Collin O’Mara, president of the National Wildlife Federation, said the Montana ruling would encourage his organization and other environmental groups to reexamine BLM decisions that might have been signed by Pendley, a longtime critic of federal land management before joining Interior.
BLM drew up similar resource management plans for a portion of Bears Ears National Monument in Utah, O’Mara said. (A separate, larger portion of Bears Ears was covered by Trump’s executive order.) He said a reexamination of BLM policies could also affect an oil and gas lease sale in Chaco Canyon in New Mexico.
O’Mara said groups would also seek to learn whether Pendley signed documents regarding moving most of the BLM from Washington, D.C., to Grand Junction, Colo.
“This puts a question mark over every decision he has made,” said Tracy Stone-Manning, associate vice president for public lands at the NWF. “And that’s the price the administration pays for not going through the normal process of nominating a director and having that approved by the Senate.”
Weiss said another policy that might be reviewed was the update of the sage grouse plan from March 2019. Pendley wasn’t acting director at that point, but the people who were carrying out the duties of BLM director were Brian Steed and Casey Hammond, who both exercised duties past the window allowed in the Vacancies Reform Act.
“In that case, the legal challenges are coming from conservation groups, not governors,” Weiss said. “But this could add another legal argument that the conservation groups use to get the plans permanently thrown out.”

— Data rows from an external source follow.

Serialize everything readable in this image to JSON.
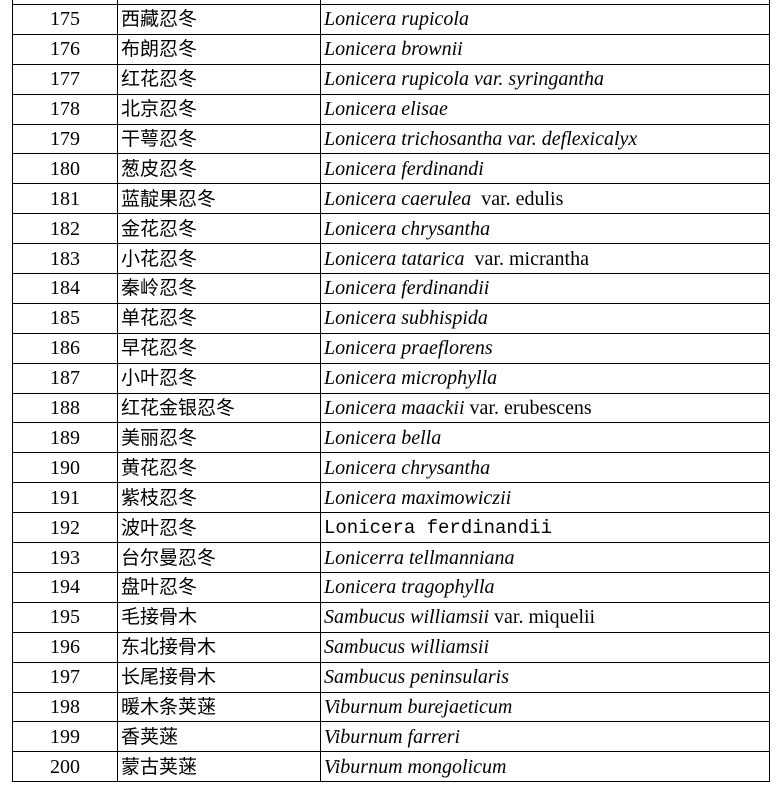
{
  "rows": [
    {
      "no": "175",
      "cn": "西藏忍冬",
      "sci": "Lonicera rupicola",
      "suffix": ""
    },
    {
      "no": "176",
      "cn": "布朗忍冬",
      "sci": "Lonicera brownii",
      "suffix": ""
    },
    {
      "no": "177",
      "cn": "红花忍冬",
      "sci": "Lonicera rupicola var. syringantha",
      "suffix": ""
    },
    {
      "no": "178",
      "cn": "北京忍冬",
      "sci": "Lonicera elisae",
      "suffix": ""
    },
    {
      "no": "179",
      "cn": "干萼忍冬",
      "sci": "Lonicera trichosantha var. deflexicalyx",
      "suffix": ""
    },
    {
      "no": "180",
      "cn": "葱皮忍冬",
      "sci": "Lonicera ferdinandi",
      "suffix": ""
    },
    {
      "no": "181",
      "cn": "蓝靛果忍冬",
      "sci": "Lonicera caerulea ",
      "suffix": " var. edulis"
    },
    {
      "no": "182",
      "cn": "金花忍冬",
      "sci": "Lonicera chrysantha",
      "suffix": ""
    },
    {
      "no": "183",
      "cn": "小花忍冬",
      "sci": "Lonicera tatarica ",
      "suffix": " var. micrantha"
    },
    {
      "no": "184",
      "cn": "秦岭忍冬",
      "sci": "Lonicera ferdinandii",
      "suffix": ""
    },
    {
      "no": "185",
      "cn": "单花忍冬",
      "sci": "Lonicera subhispida",
      "suffix": ""
    },
    {
      "no": "186",
      "cn": "早花忍冬",
      "sci": "Lonicera praeflorens",
      "suffix": ""
    },
    {
      "no": "187",
      "cn": "小叶忍冬",
      "sci": "Lonicera microphylla",
      "suffix": ""
    },
    {
      "no": "188",
      "cn": "红花金银忍冬",
      "sci": "Lonicera maackii",
      "suffix": " var. erubescens"
    },
    {
      "no": "189",
      "cn": "美丽忍冬",
      "sci": "Lonicera bella",
      "suffix": ""
    },
    {
      "no": "190",
      "cn": "黄花忍冬",
      "sci": "Lonicera chrysantha",
      "suffix": ""
    },
    {
      "no": "191",
      "cn": "紫枝忍冬",
      "sci": "Lonicera maximowiczii",
      "suffix": ""
    },
    {
      "no": "192",
      "cn": "波叶忍冬",
      "sci": "",
      "suffix": "",
      "mono": "Lonicera ferdinandii"
    },
    {
      "no": "193",
      "cn": "台尔曼忍冬",
      "sci": "Lonicerra tellmanniana",
      "suffix": ""
    },
    {
      "no": "194",
      "cn": "盘叶忍冬",
      "sci": "Lonicera tragophylla",
      "suffix": ""
    },
    {
      "no": "195",
      "cn": "毛接骨木",
      "sci": "Sambucus williamsii",
      "suffix": " var. miquelii"
    },
    {
      "no": "196",
      "cn": "东北接骨木",
      "sci": "Sambucus williamsii",
      "suffix": ""
    },
    {
      "no": "197",
      "cn": "长尾接骨木",
      "sci": "Sambucus peninsularis",
      "suffix": ""
    },
    {
      "no": "198",
      "cn": "暖木条荚蒾",
      "sci": "Viburnum burejaeticum",
      "suffix": ""
    },
    {
      "no": "199",
      "cn": "香荚蒾",
      "sci": "Viburnum farreri",
      "suffix": ""
    },
    {
      "no": "200",
      "cn": "蒙古荚蒾",
      "sci": "Viburnum mongolicum",
      "suffix": ""
    }
  ]
}
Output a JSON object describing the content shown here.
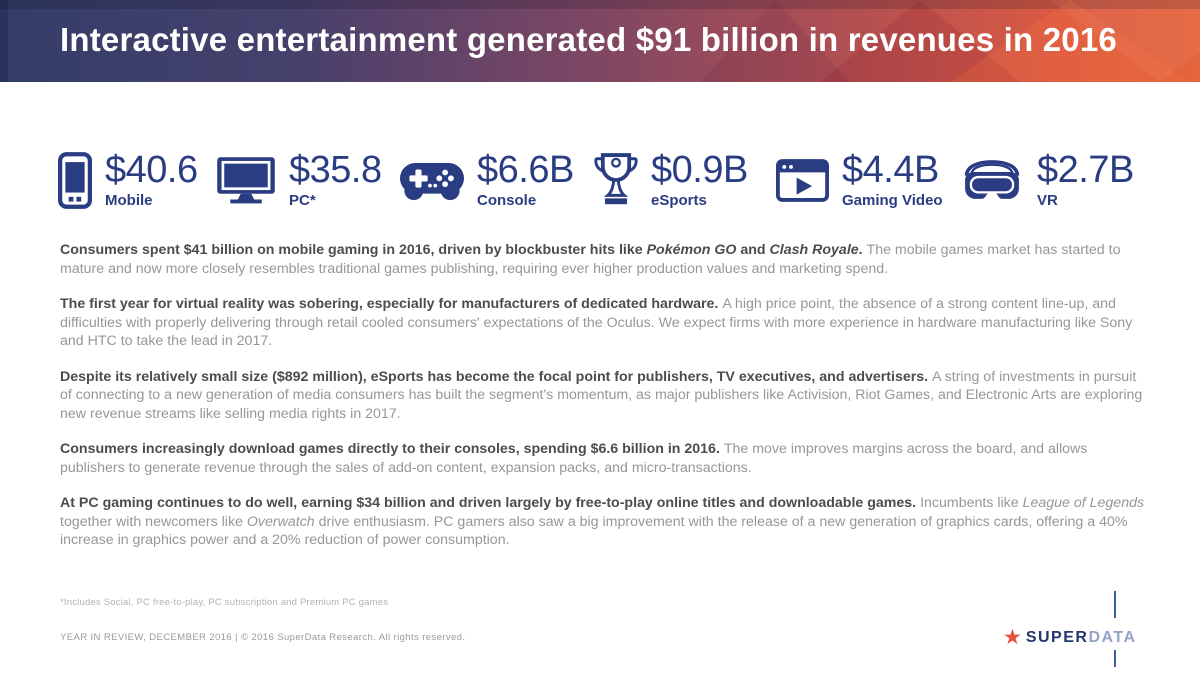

Pendley has been a lightning rod ever since his appointment to the BLM. In 1982, while Pendley was head of the Minerals Management Service, he and another Interior official, along with their wives, attended a dinner with two coal company attorneys on the same day Pendley and his colleague had made a favorable decision regarding bids on Powder River Basin coal leases, as outlined in a General Accounting Office report. The coal company officials picked up the entire $494.45 dinner tab, or $1,343 in today’s dollars.
Pendley, who had moved from Interior to the Department of the Navy, resigned the year after the GAO’s findings became public.
He later became president of the Mountain States Legal Foundation, founded in 1977 and initially run by Reagan’s controversial first Interior secretary, James G. Watt. The foundation received backing from ultraconservative groups and individuals such as the Koch-linked Donors Trust and beer tycoon Joseph Coors.
Pendley was later counsel of record representing aging businessman Sidney Longwell and his small company, Solenex. Solenex leased 6,247 acres in northwestern Montana in 1982 during the Reagan administration for about $1 an acre. Longwell wanted permission to build a six-mile service road and bridge over the Two Medicine River on lands considered sacred by the Blackfeet tribe. The dispute lasted decades.
Pendley also wrote opinion pieces. “The Founding Fathers intended all lands owned by the federal government to be sold,” he wrote in a National Review magazine article in 2016.